Congress approved a spending plan for the remainder of 2011 on April 14, 2011, some six months after the start of the fiscal year. Before Congress reached this agreement on final funding levels, it passed seven short-term continuing resolutions. The bill, HR 1473, provides funding for programs across government, with virtually all budget functions being reduced. Theagreement cuts $38.5 billion from 2010 levels and is $78.5 billion less than the 2011 request.
Eleven percent of the total cut is in the international affairs budget, or function 150, which is now funded at $48.3 billion, $8.4 billion less than the request. This is an 11 percent decrease from 2010 levels and 15 percent from the 2011 request. The decrease is less than the $11.7 billion cut proposed in HR 1, an earlier plan passed by the House, but more than the $6.5 billion cut envisioned in the Senate version.

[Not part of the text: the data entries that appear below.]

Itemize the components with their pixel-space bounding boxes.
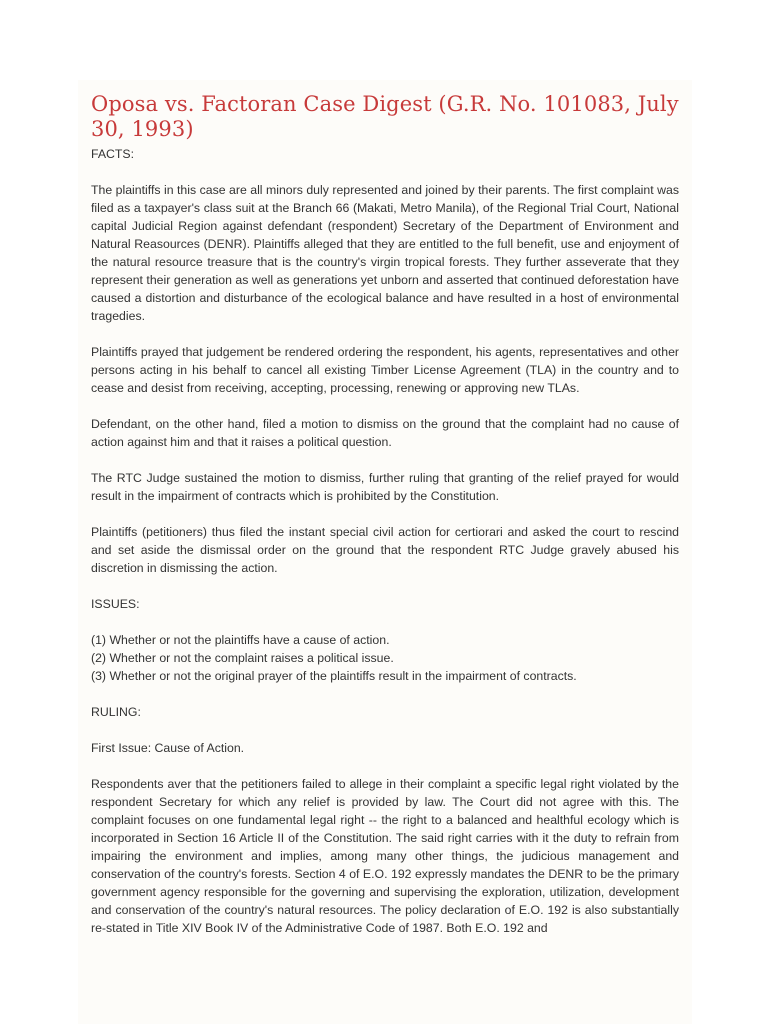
document-page — [78, 80, 692, 1024]
facts-paragraph-3: Defendant, on the other hand, filed a motion to dismiss on the ground that the complaint had no cause of action against him and that it raises a political question. — [91, 417, 679, 449]
first-issue-heading: First Issue: Cause of Action. — [91, 741, 245, 755]
facts-paragraph-1: The plaintiffs in this case are all minors duly represented and joined by their parents. The first complaint was filed as a taxpayer's class suit at the Branch 66 (Makati, Metro Manila), of the Regional Trial Court, National capital Judicial Region against defendant (respondent) Secretary of the Department of Environment and Natural Reasources (DENR). Plaintiffs alleged that they are entitled to the full benefit, use and enjoyment of the natural resource treasure that is the country's virgin tropical forests. They further asseverate that they represent their generation as well as generations yet unborn and asserted that continued deforestation have caused a distortion and disturbance of the ecological balance and have resulted in a host of environmental tragedies. — [91, 183, 679, 323]
ruling-paragraph: Respondents aver that the petitioners failed to allege in their complaint a specific legal right violated by the respondent Secretary for which any relief is provided by law. The Court did not agree with this. The complaint focuses on one fundamental legal right -- the right to a balanced and healthful ecology which is incorporated in Section 16 Article II of the Constitution. The said right carries with it the duty to refrain from impairing the environment and implies, among many other things, the judicious management and conservation of the country's forests. Section 4 of E.O. 192 expressly mandates the DENR to be the primary government agency responsible for the governing and supervising the exploration, utilization, development and conservation of the country's natural resources. The policy declaration of E.O. 192 is also substantially re-stated in Title XIV Book IV of the Administrative Code of 1987. Both E.O. 192 and — [91, 777, 679, 935]
facts-paragraph-2: Plaintiffs prayed that judgement be rendered ordering the respondent, his agents, representatives and other persons acting in his behalf to cancel all existing Timber License Agreement (TLA) in the country and to cease and desist from receiving, accepting, processing, renewing or approving new TLAs. — [91, 345, 679, 395]
issues-heading: ISSUES: — [91, 597, 140, 611]
facts-heading: FACTS: — [91, 147, 135, 161]
facts-paragraph-4: The RTC Judge sustained the motion to dismiss, further ruling that granting of the relief prayed for would result in the impairment of contracts which is prohibited by the Constitution. — [91, 471, 679, 503]
document-content — [78, 80, 692, 937]
issue-item-1: (1) Whether or not the plaintiffs have a cause of action. — [91, 633, 390, 647]
issue-item-3: (3) Whether or not the original prayer of the plaintiffs result in the impairment of contracts. — [91, 669, 577, 683]
facts-paragraph-5: Plaintiffs (petitioners) thus filed the instant special civil action for certiorari and asked the court to rescind and set aside the dismissal order on the ground that the respondent RTC Judge gravely abused his discretion in dismissing the action. — [91, 525, 679, 575]
ruling-heading: RULING: — [91, 705, 141, 719]
document-title: Oposa vs. Factoran Case Digest (G.R. No. 101083, July 30, 1993) — [91, 92, 679, 141]
issue-item-2: (2) Whether or not the complaint raises a political issue. — [91, 651, 394, 665]
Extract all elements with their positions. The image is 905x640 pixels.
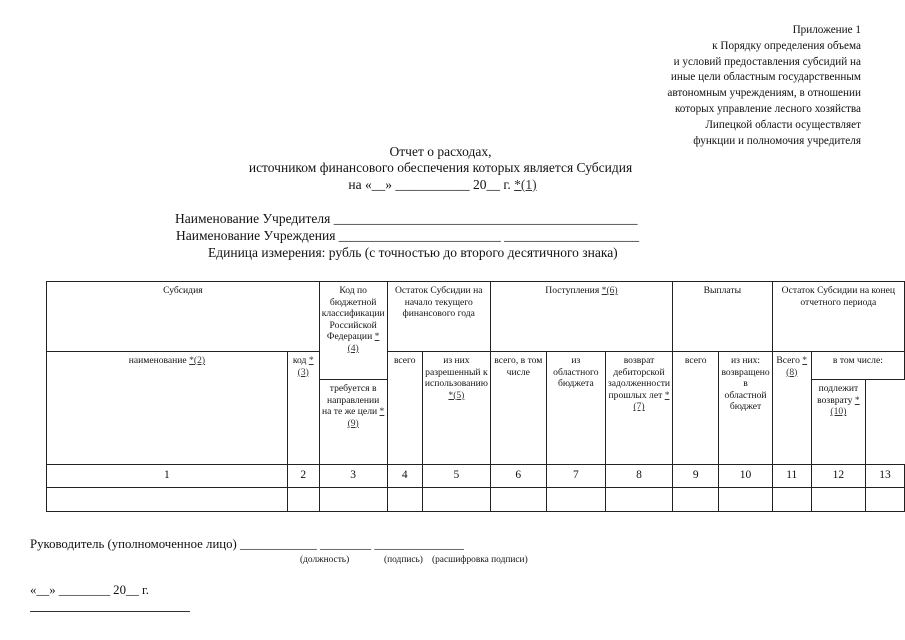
caption-signature: (подпись) (384, 555, 423, 565)
annex-line: автономным учреждениям, в отношении (667, 87, 861, 100)
annex-line: функции и полномочия учредителя (693, 134, 861, 147)
table-cell (387, 488, 422, 512)
header-end-total-text: Всего (776, 355, 803, 366)
table-cell (866, 488, 905, 512)
header-receipts-total: всего, в том числе (490, 352, 546, 465)
founder-field: Наименование Учредителя _____________________________________________ (175, 211, 638, 226)
header-to-return (811, 380, 865, 465)
report-table (46, 281, 905, 512)
annex-line: Липецкой области осуществляет (705, 118, 861, 131)
column-number: 6 (490, 465, 546, 488)
table-cell (772, 488, 811, 512)
footnote-link-6[interactable]: *(6) (601, 285, 618, 296)
column-number: 9 (673, 465, 719, 488)
header-receipts-regional: из областного бюджета (546, 352, 605, 465)
footnote-link-9[interactable]: *(9) (347, 406, 385, 429)
header-code-text: код (292, 355, 309, 366)
header-payments: Выплаты (673, 282, 773, 352)
table-cell (47, 488, 288, 512)
annex-header (601, 23, 861, 149)
header-required (319, 380, 387, 465)
header-end-total (772, 352, 811, 465)
caption-position: (должность) (300, 555, 350, 565)
footnote-link-4[interactable]: *(4) (347, 331, 380, 354)
header-permitted-text: из них разрешенный к использованию (424, 355, 488, 390)
column-number: 4 (387, 465, 422, 488)
header-name (47, 352, 288, 465)
header-start-total: всего (387, 352, 422, 465)
annex-line: Приложение 1 (792, 24, 861, 36)
column-number: 1 (47, 465, 288, 488)
annex-line: иные цели областным государственным (670, 71, 861, 84)
table-cell (673, 488, 719, 512)
column-number: 2 (287, 465, 319, 488)
header-to-return-text: подлежит возврату (817, 383, 859, 406)
column-number: 7 (546, 465, 605, 488)
header-code (287, 352, 319, 465)
table-row (47, 488, 905, 512)
header-name-text: наименование (128, 355, 190, 366)
table-cell (319, 488, 387, 512)
column-number: 11 (772, 465, 811, 488)
table-cell (490, 488, 546, 512)
table-cell (287, 488, 319, 512)
annex-line: и условий предоставления субсидий на (673, 55, 861, 68)
column-number: 8 (606, 465, 673, 488)
table-cell (422, 488, 490, 512)
header-budget-code-text: Код по бюджетной классификации Российской Федерации (321, 285, 385, 343)
header-required-text: требуется в направлении на те же цели (322, 383, 380, 418)
unit-field: Единица измерения: рубль (с точностью до второго десятичного знака) (208, 245, 618, 260)
footnote-link-1[interactable]: *(1) (514, 177, 537, 192)
header-payments-total: всего (673, 352, 719, 465)
header-including: в том числе: (811, 352, 904, 380)
annex-line: которых управление лесного хозяйства (674, 102, 861, 115)
footnote-link-7[interactable]: *(7) (633, 389, 670, 413)
header-budget-code (319, 282, 387, 380)
annex-line: к Порядку определения объема (712, 39, 861, 52)
table-cell (719, 488, 772, 512)
column-number-row (47, 465, 905, 488)
column-number: 3 (319, 465, 387, 488)
footnote-link-10[interactable]: *(10) (830, 394, 860, 418)
table-cell (811, 488, 865, 512)
header-balance-start: Остаток Субсидии на начало текущего финансового года (387, 282, 490, 352)
header-receipts-text: Поступления (545, 285, 602, 296)
report-subtitle: источником финансового обеспечения которых является Субсидия (248, 160, 633, 175)
signature-line: Руководитель (уполномоченное лицо) ____________ ________ ______________ (30, 537, 464, 551)
table-cell (546, 488, 605, 512)
date-line: «__» ________ 20__ г. (30, 583, 149, 597)
header-subsidy: Субсидия (47, 282, 320, 352)
header-payments-returned: из них: возвращено в областной бюджет (719, 352, 772, 465)
column-number: 13 (866, 465, 905, 488)
report-date-line (0, 177, 895, 193)
footnote-divider (30, 611, 190, 612)
footnote-link-8[interactable]: *(8) (786, 355, 808, 378)
header-permitted (422, 352, 490, 465)
footnote-link-3[interactable]: *(3) (297, 355, 314, 378)
footnote-link-5[interactable]: *(5) (448, 389, 465, 401)
table-cell (606, 488, 673, 512)
column-number: 5 (422, 465, 490, 488)
report-title: Отчет о расходах, (389, 144, 492, 159)
column-number: 12 (811, 465, 865, 488)
footnote-link-2[interactable]: *(2) (189, 355, 206, 366)
header-receipts (490, 282, 672, 352)
caption-decoding: (расшифровка подписи) (432, 555, 528, 565)
institution-field: Наименование Учреждения ________________________ ____________________ (176, 228, 640, 243)
header-return-debt-text: возврат дебиторской задолженности прошлых лет (608, 355, 671, 401)
column-number: 10 (719, 465, 772, 488)
header-return-debt (606, 352, 673, 465)
header-balance-end: Остаток Субсидии на конец отчетного периода (772, 282, 904, 352)
report-date-text: на «__» ___________ 20__ г. (348, 177, 515, 192)
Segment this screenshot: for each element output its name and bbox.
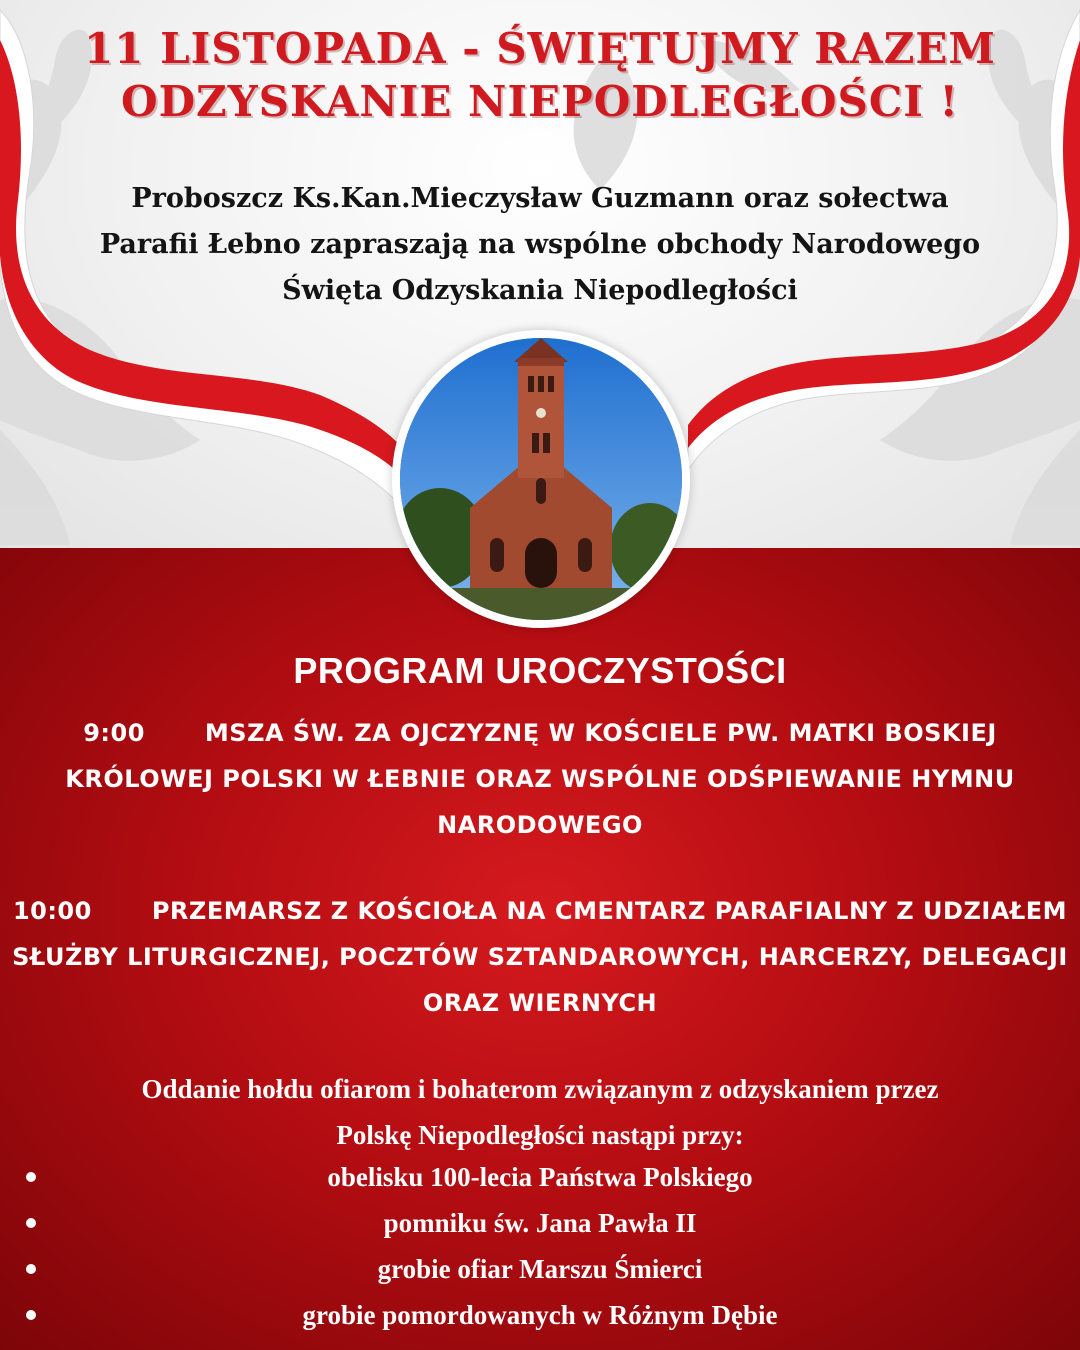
event-text-line-1: MSZA ŚW. ZA OJCZYZNĘ W KOŚCIELE PW. MATKI BOSKIEJ — [204, 719, 997, 747]
event-time: 10:00 — [12, 897, 92, 925]
bullet-icon — [26, 1218, 36, 1228]
event-time: 9:00 — [83, 719, 145, 747]
list-item — [0, 1154, 1080, 1200]
homage-line-1: Oddanie hołdu ofiarom i bohaterom związanym z odzyskaniem przez — [141, 1074, 939, 1104]
list-item — [0, 1292, 1080, 1338]
intro-line-1: Proboszcz Ks.Kan.Mieczysław Guzmann oraz sołectwa — [131, 183, 949, 214]
place-label: pomniku św. Jana Pawła II — [383, 1208, 697, 1238]
event-text-line-2: SŁUŻBY LITURGICZNEJ, POCZTÓW SZTANDAROWYCH, HARCERZY, DELEGACJI — [12, 943, 1068, 971]
bullet-icon — [26, 1310, 36, 1320]
event-text-line-3: ORAZ WIERNYCH — [422, 989, 658, 1017]
intro-line-2: Parafii Łebno zapraszają na wspólne obchody Narodowego — [99, 229, 981, 260]
bullet-icon — [26, 1264, 36, 1274]
invitation-text — [40, 176, 1040, 314]
title-line-2: ODZYSKANIE NIEPODLEGŁOŚCI ! — [121, 77, 959, 126]
homage-line-2: Polskę Niepodległości nastąpi przy: — [336, 1120, 744, 1150]
event-text-line-3: NARODOWEGO — [437, 811, 643, 839]
event-text-line-2: KRÓLOWEJ POLSKI W ŁEBNIE ORAZ WSPÓLNE ODŚPIEWANIE HYMNU — [65, 765, 1015, 793]
program-heading: PROGRAM UROCZYSTOŚCI — [293, 650, 787, 691]
program-event-2 — [10, 888, 1070, 1026]
bullet-icon — [26, 1172, 36, 1182]
homage-places-list — [0, 1154, 1080, 1338]
place-label: obelisku 100-lecia Państwa Polskiego — [327, 1162, 753, 1192]
place-label: grobie ofiar Marszu Śmierci — [377, 1254, 703, 1284]
list-item — [0, 1200, 1080, 1246]
intro-line-3: Święta Odzyskania Niepodległości — [282, 275, 798, 306]
event-title — [0, 22, 1080, 128]
homage-intro — [20, 1066, 1060, 1158]
place-label: grobie pomordowanych w Różnym Dębie — [302, 1300, 778, 1330]
event-text-line-1: PRZEMARSZ Z KOŚCIOŁA NA CMENTARZ PARAFIALNY Z UDZIAŁEM — [151, 897, 1068, 925]
title-line-1: 11 LISTOPADA - ŚWIĘTUJMY RAZEM — [84, 24, 996, 73]
church-photo — [392, 330, 690, 628]
program-event-1 — [60, 710, 1020, 848]
list-item — [0, 1246, 1080, 1292]
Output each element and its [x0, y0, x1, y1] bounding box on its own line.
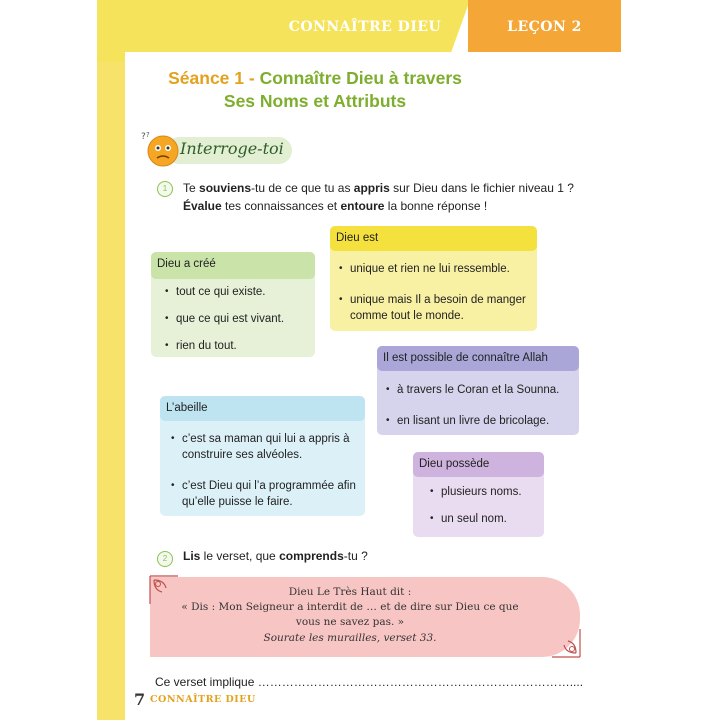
option-item[interactable]: • unique mais Il a besoin de manger [350, 292, 526, 308]
box-dieu-a-cree-title: Dieu a créé [151, 252, 315, 279]
title-line2: Ses Noms et Attributs [223, 91, 407, 111]
title-line1: Connaître Dieu à travers [259, 68, 462, 88]
verse-line: « Dis : Mon Seigneur a interdit de … et de dire sur Dieu ce que [181, 601, 519, 613]
svg-text:?: ? [146, 131, 150, 139]
verse-intro: Dieu Le Très Haut dit : [288, 586, 412, 598]
question-number-1: 1 [157, 181, 173, 197]
option-item[interactable]: • c’est Dieu qui l’a programmée afin [182, 478, 356, 494]
question-number-2: 2 [157, 551, 173, 567]
question-2-text: Lis le verset, que comprends-tu ? [183, 549, 368, 563]
option-item-continued[interactable]: construire ses alvéoles. [182, 449, 303, 461]
page-title [130, 67, 500, 113]
interroge-label: Interroge-toi [180, 139, 284, 158]
thinking-face-icon [141, 129, 183, 169]
box-connaitre-allah-title: Il est possible de connaître Allah [377, 346, 579, 371]
header-section-title: CONNAÎTRE DIEU [288, 19, 442, 35]
answer-line[interactable]: Ce verset implique …………………………………………………………………….... [155, 675, 584, 689]
option-item[interactable]: • en lisant un livre de bricolage. [397, 413, 549, 429]
option-item[interactable]: • unique et rien ne lui ressemble. [350, 261, 510, 277]
option-item-continued[interactable]: comme tout le monde. [350, 310, 464, 322]
option-item[interactable]: • à travers le Coran et la Sounna. [397, 382, 559, 398]
option-item[interactable]: • rien du tout. [176, 338, 237, 354]
ornament-bottom-right-icon [548, 625, 582, 659]
box-abeille-title: L’abeille [160, 396, 365, 421]
header-lesson-title: LEÇON 2 [507, 19, 582, 35]
option-item-continued[interactable]: qu’elle puisse le faire. [182, 496, 293, 508]
option-item[interactable]: • un seul nom. [441, 511, 507, 527]
option-item[interactable]: • tout ce qui existe. [176, 284, 266, 300]
left-band [97, 0, 125, 720]
svg-text:?: ? [141, 132, 146, 142]
box-dieu-est-title: Dieu est [330, 226, 537, 251]
option-item[interactable]: • que ce qui est vivant. [176, 311, 284, 327]
option-item[interactable]: • c’est sa maman qui lui a appris à [182, 431, 349, 447]
question-1-text: Te souviens-tu de ce que tu as appris sur Dieu dans le fichier niveau 1 ? Évalue tes connaissances et entoure la bonne réponse ! [183, 181, 574, 213]
title-prefix: Séance 1 - [168, 68, 260, 88]
verse-reference: Sourate les murailles, verset 33. [263, 632, 437, 644]
footer-label: CONNAÎTRE DIEU [150, 694, 256, 705]
page-number: 7 [134, 690, 146, 709]
option-item[interactable]: • plusieurs noms. [441, 484, 522, 500]
box-dieu-possede-title: Dieu possède [413, 452, 544, 477]
verse-line: vous ne savez pas. » [295, 616, 405, 628]
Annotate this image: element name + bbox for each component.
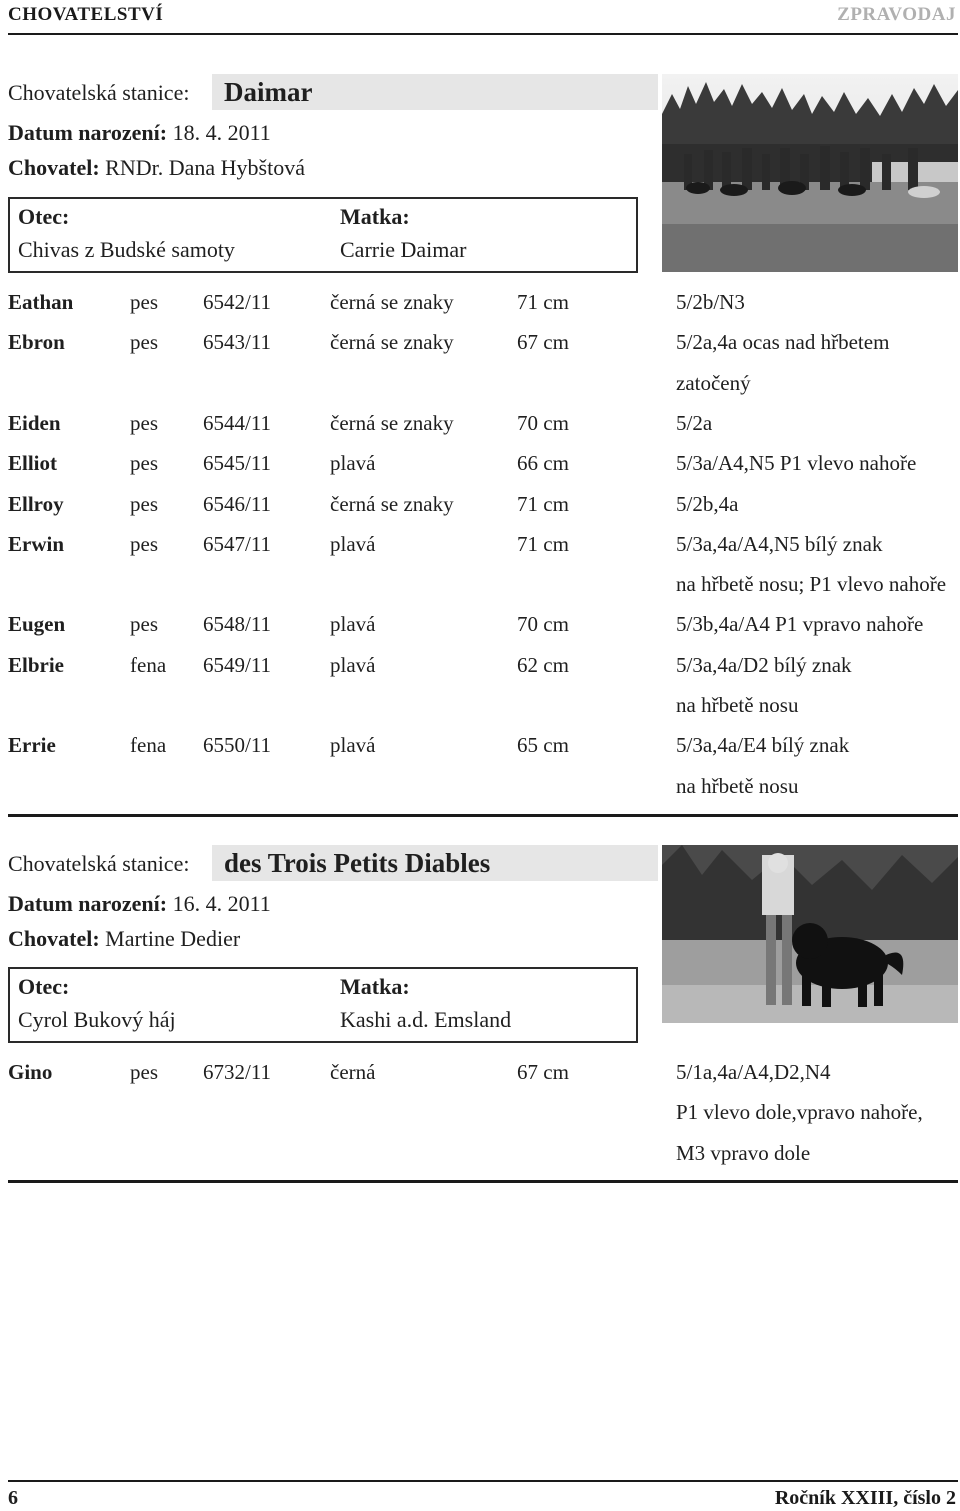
parents-box xyxy=(8,197,638,273)
dam-label-2: Matka: xyxy=(340,974,410,999)
cell-name: Elbrie xyxy=(8,652,64,677)
sire-value-2: Cyrol Bukový háj xyxy=(18,1007,176,1032)
table-row xyxy=(0,693,960,733)
cell-sex: pes xyxy=(130,491,158,516)
cell-height: 70 cm xyxy=(517,410,569,435)
cell-color: černá xyxy=(330,1060,376,1084)
breeder xyxy=(8,155,305,181)
parents-box-2 xyxy=(8,967,638,1043)
dam-value-2: Kashi a.d. Emsland xyxy=(340,1007,512,1032)
cell-num: 6548/11 xyxy=(203,612,272,637)
cell-sex: pes xyxy=(130,290,158,314)
cell-note: zatočený xyxy=(676,370,751,395)
cell-note: P1 vlevo dole,vpravo nahoře, xyxy=(676,1100,923,1125)
section-title: CHOVATELSTVÍ xyxy=(8,4,164,25)
cell-note: 5/3a,4a/E4 bílý znak xyxy=(676,733,850,758)
cell-color: plavá xyxy=(330,652,376,677)
table-row xyxy=(0,532,960,572)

This USAID Monitor Analysis focuses on the foreign assistance accounts, or Foreign Operations, portion of the function 150 budget. While the cuts are not as deep as many expected or as drastic as those initially proposed by the House Appropriations Committee, they are still significant and will prove challenging for the State Department and USAID. The budget agreement also signals future debates on United States’ global leadership in general, and the role of foreign assistance, in relation to other budgetary priorities.